ES的常用查詢與聚合

本文轉載自查看原文 2018-11-29 00:02 15214 es

原文地址：http://blog.51cto.com/xpleaf/2307572

說明

基於es 5.4和es 5.6，列舉的是個人工作中經常用到的查詢（只是工作中使用的是Java API），如果需要看完整的，可以參考官方相關文檔
https://www.elastic.co/guide/en/elasticsearch/reference/5.4/search.html。

1、查詢

先使用一個快速入門來引入，然后后面列出的各種查詢都是用得比較多的（在我的工作環境是這樣），其它沒怎么用的這里就不列出了。

1.1 快速入門

1.1.1 查詢全部

GET index/type/_search
{
    "query":{ "match_all":{} } }

或

GET index/type/_search

1.1.2 分頁（以term為例）

GET index/type/_search
{
    "from":0, "size":100, "query":{ "term":{ "area":"GuangZhou" } } }

1.1.3 包含指定字段（以term為例）

GET index/type/_search
{
    "_source":["hobby", "name"], "query":{ "term":{ "area":"GuangZhou" } } }

1.1.4 排序（以term為例）

單個字段排序：

GET index/type/_search
{
    "query":{ "term":{ "area":"GuangZhou" } }, "sort":[ {"user_id":{"order":"asc"}}, {"salary":{"order":"desc"}} ] }

1.2 全文查詢

查詢字段會被索引和分析，在執行之前將每個字段的分詞器（或搜索分詞器）應用於查詢字符串。

1.2.1 match query

{
  "query": { "match": { "content": { "query": "里皮恆大", "operator": "and" } } } }

operator默認是or，也就是說，“里皮恆大”被分詞為“里皮”和“恆大”，只要content中出現兩個之一，都會搜索到；設置為and之后，只有同時出現都會被搜索到。

1.2.2 match_phrase query

文檔同時滿足下面兩個條件才會被搜索到：

（1）分詞后所有詞項都要出現在該字段中
（2）字段中的詞項順序要一致

{
  "query": { "match_phrase": { "content": "里皮恆大" } } }

1.3 詞項查詢

詞項搜索時對倒排索引中存儲的詞項進行精確匹配，詞項級別的查詢通過用於結構化數據，如數字、日期和枚舉類型。

1.3.1 term query

{
  "query": { "term": { "postdate": "2015-12-10 00:41:00" } } }

1.3.2 terms query

term的升級版，如上面查詢的postdate字段，可以設置多個。

{
  "query": { "terms": { "postdate": [ "2015-12-10 00:41:00", "2016-02-01 01:39:00" ] } } }

因為term是精確匹配，所以不要問，[]中的關系怎么設置and？
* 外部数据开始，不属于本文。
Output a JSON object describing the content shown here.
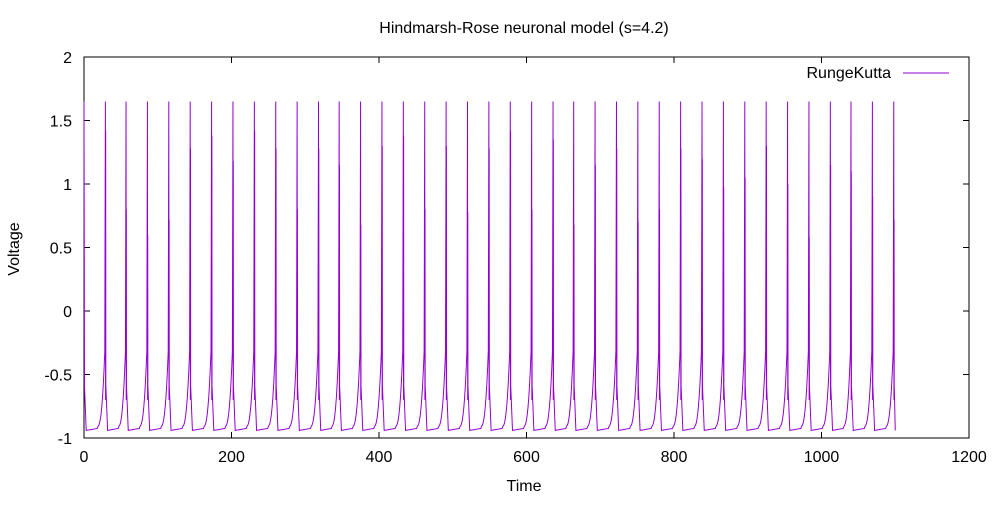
{
  "chart_data": {
    "type": "line",
    "title": "Hindmarsh-Rose neuronal model (s=4.2)",
    "xlabel": "Time",
    "ylabel": "Voltage",
    "xlim": [
      0,
      1200
    ],
    "ylim": [
      -1,
      2
    ],
    "xticks": [
      0,
      200,
      400,
      600,
      800,
      1000,
      1200
    ],
    "xtick_labels": [
      "0",
      "200",
      "400",
      "600",
      "800",
      "1000",
      "1200"
    ],
    "yticks": [
      -1,
      -0.5,
      0,
      0.5,
      1,
      1.5,
      2
    ],
    "ytick_labels": [
      "-1",
      "-0.5",
      "0",
      "0.5",
      "1",
      "1.5",
      "2"
    ],
    "grid": false,
    "legend_position": "top-right",
    "series": [
      {
        "name": "RungeKutta",
        "color": "#9400d3",
        "x_range": [
          0,
          1100
        ],
        "baseline": -0.94,
        "spike_peak": 1.65,
        "spike_times": [
          0,
          29,
          57,
          86,
          115,
          144,
          173,
          202,
          231,
          260,
          289,
          318,
          346,
          375,
          404,
          433,
          462,
          491,
          520,
          549,
          578,
          607,
          636,
          664,
          693,
          722,
          751,
          780,
          809,
          838,
          867,
          896,
          925,
          954,
          983,
          1012,
          1040,
          1069,
          1098
        ],
        "secondary_peaks": [
          1.42,
          0.8,
          0.6,
          0.72,
          1.28,
          1.38,
          1.18,
          1.42,
          1.28,
          0.8,
          1.28,
          1.15,
          0.68,
          1.3,
          1.38,
          0.8,
          1.3,
          0.78,
          1.28,
          1.42,
          0.8,
          1.35,
          0.68,
          1.15,
          1.28,
          0.7,
          0.8,
          1.28,
          1.2,
          0.98,
          1.05,
          1.3,
          1.0,
          0.58,
          1.15,
          1.1,
          0.9,
          0.72
        ]
      }
    ]
  }
}
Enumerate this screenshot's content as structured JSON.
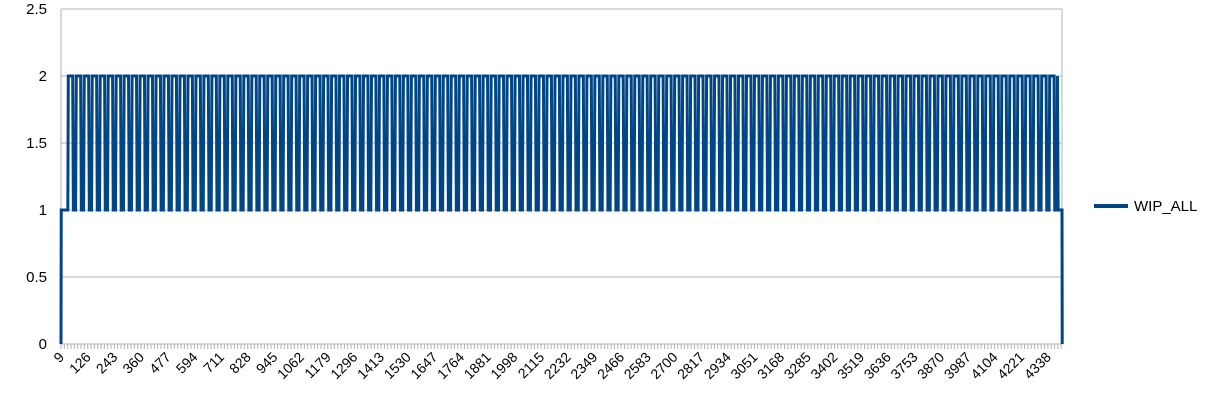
{
  "chart_data": {
    "type": "line",
    "title": "",
    "xlabel": "",
    "ylabel": "",
    "ylim": [
      0,
      2.5
    ],
    "y_ticks": [
      "0",
      "0.5",
      "1",
      "1.5",
      "2",
      "2.5"
    ],
    "x_ticks": [
      "9",
      "126",
      "243",
      "360",
      "477",
      "594",
      "711",
      "828",
      "945",
      "1062",
      "1179",
      "1296",
      "1413",
      "1530",
      "1647",
      "1764",
      "1881",
      "1998",
      "2115",
      "2232",
      "2349",
      "2466",
      "2583",
      "2700",
      "2817",
      "2934",
      "3051",
      "3168",
      "3285",
      "3402",
      "3519",
      "3636",
      "3753",
      "3870",
      "3987",
      "4104",
      "4221",
      "4338"
    ],
    "x_range": [
      9,
      4400
    ],
    "grid": "horizontal",
    "legend_position": "right",
    "series": [
      {
        "name": "WIP_ALL",
        "color": "#004586",
        "description_of_pattern": "square wave",
        "points": [
          [
            9,
            0
          ],
          [
            10,
            1
          ],
          [
            40,
            1
          ],
          [
            41,
            2
          ],
          [
            4380,
            2
          ],
          [
            4381,
            1
          ],
          [
            4400,
            1
          ],
          [
            4401,
            0
          ]
        ],
        "pulse_start": 41,
        "pulse_end": 4380,
        "pulse_period": 35.0,
        "low_value": 1,
        "high_value": 2
      }
    ]
  }
}
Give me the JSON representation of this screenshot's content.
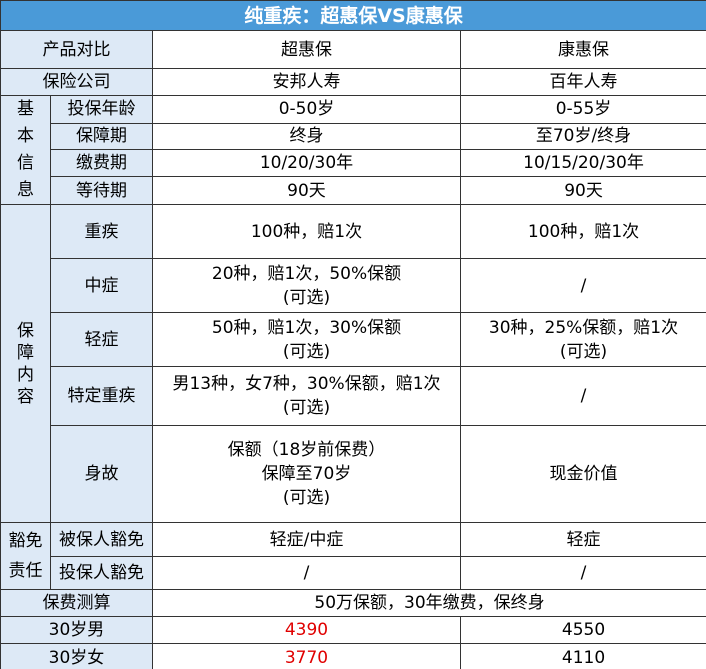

這怎么可能，既然是精確匹配，一個字段也不可能有兩個不同的值。

1.3.3 range query

匹配某一范圍內的數據型、日期類型或者字符串型字段的文檔，注意只能查詢一個字段，不能作用在多個字段上。

數值：

{
  "query": { "range": { "reply": { "gte": 245, "lte": 250 } } } }

支持的操作符如下：

gt：大於，gte：大於等於，lt：小於，lte：小於等於

日期：

{
  "query": { "range": { "postdate": { "gte": "2016-09-01 00:00:00", "lte": "2016-09-30 23:59:59", "format": "yyyy-MM-dd HH:mm:ss" } } } }

format不加也行，如果寫的時間格式正確。

1.3.4 exists query

返回對應字段中至少有一個非空值的文檔，也就是說，該字段有值（待會會說明這個概念）。

{
  "query": { "exists": { "field": "user" } } }

參考《從Lucene到Elasticsearch：全文檢索實戰》中的說明。

以下文檔會匹配上面的查詢：

文檔	說明
{"user":"jane"}	有user字段，且不為空
{"user":""}	有user字段，值為空字符串
{"user":"-"}	有user字段，值不為空
{"user":["jane"]}	有user字段，值不為空
{"user":["jane",null]}	有user字段，至少一個值不為空即可

下面的文檔不會被匹配：

文檔	說明
{"user":null}	雖然有user字段，但是值為空
{"user":[]}	雖然有user字段，但是值為空
{"user":[null]}	雖然有user字段，但是值為空
{"foo":"bar"}	沒有user字段

1.3.5 ids query

查詢具有指定id的文檔。

{
  "query": { "ids": { "type": "news", "values": "2101" } } }

類型是可選的，也可以以數據的方式指定多個id。

{
  "query": { "ids": { "values": [ "2101", "2301" ] } } }

1.4 復合查詢

1.4.1 bool query

因為工作中接觸到關於es是做聚合、統計、分類的項目，經常要做各種復雜的多條件查詢，所以實際上，bool query用得非常多，因為查詢條件個數不定，所以處理的邏輯思路時，外層用一個大的bool query來進行承載。（當然，項目中是使用其Java API）

bool query可以組合任意多個簡單查詢，各個簡單查詢之間的邏輯表示如下：

屬性	說明
must	文檔必須匹配must選項下的查詢條件，相當於邏輯運算的AND
should	文檔可以匹配should選項下的查詢條件，也可以不匹配，相當於邏輯運算的OR
must_not	與must相反，匹配該選項下的查詢條件的文檔不會被返回
filter	和must一樣，匹配filter選項下的查詢條件的文檔才會被返回，但是filter不評分，只起到過濾功能

一個例子如下：

{
  "query": { "bool": { "must": { "match": { "content": "里皮" } }, "must_not": { "match": { "content": "中超" } } } } }

需要注意的是，同一個bool下，只能有一個must、must_not、should和filter。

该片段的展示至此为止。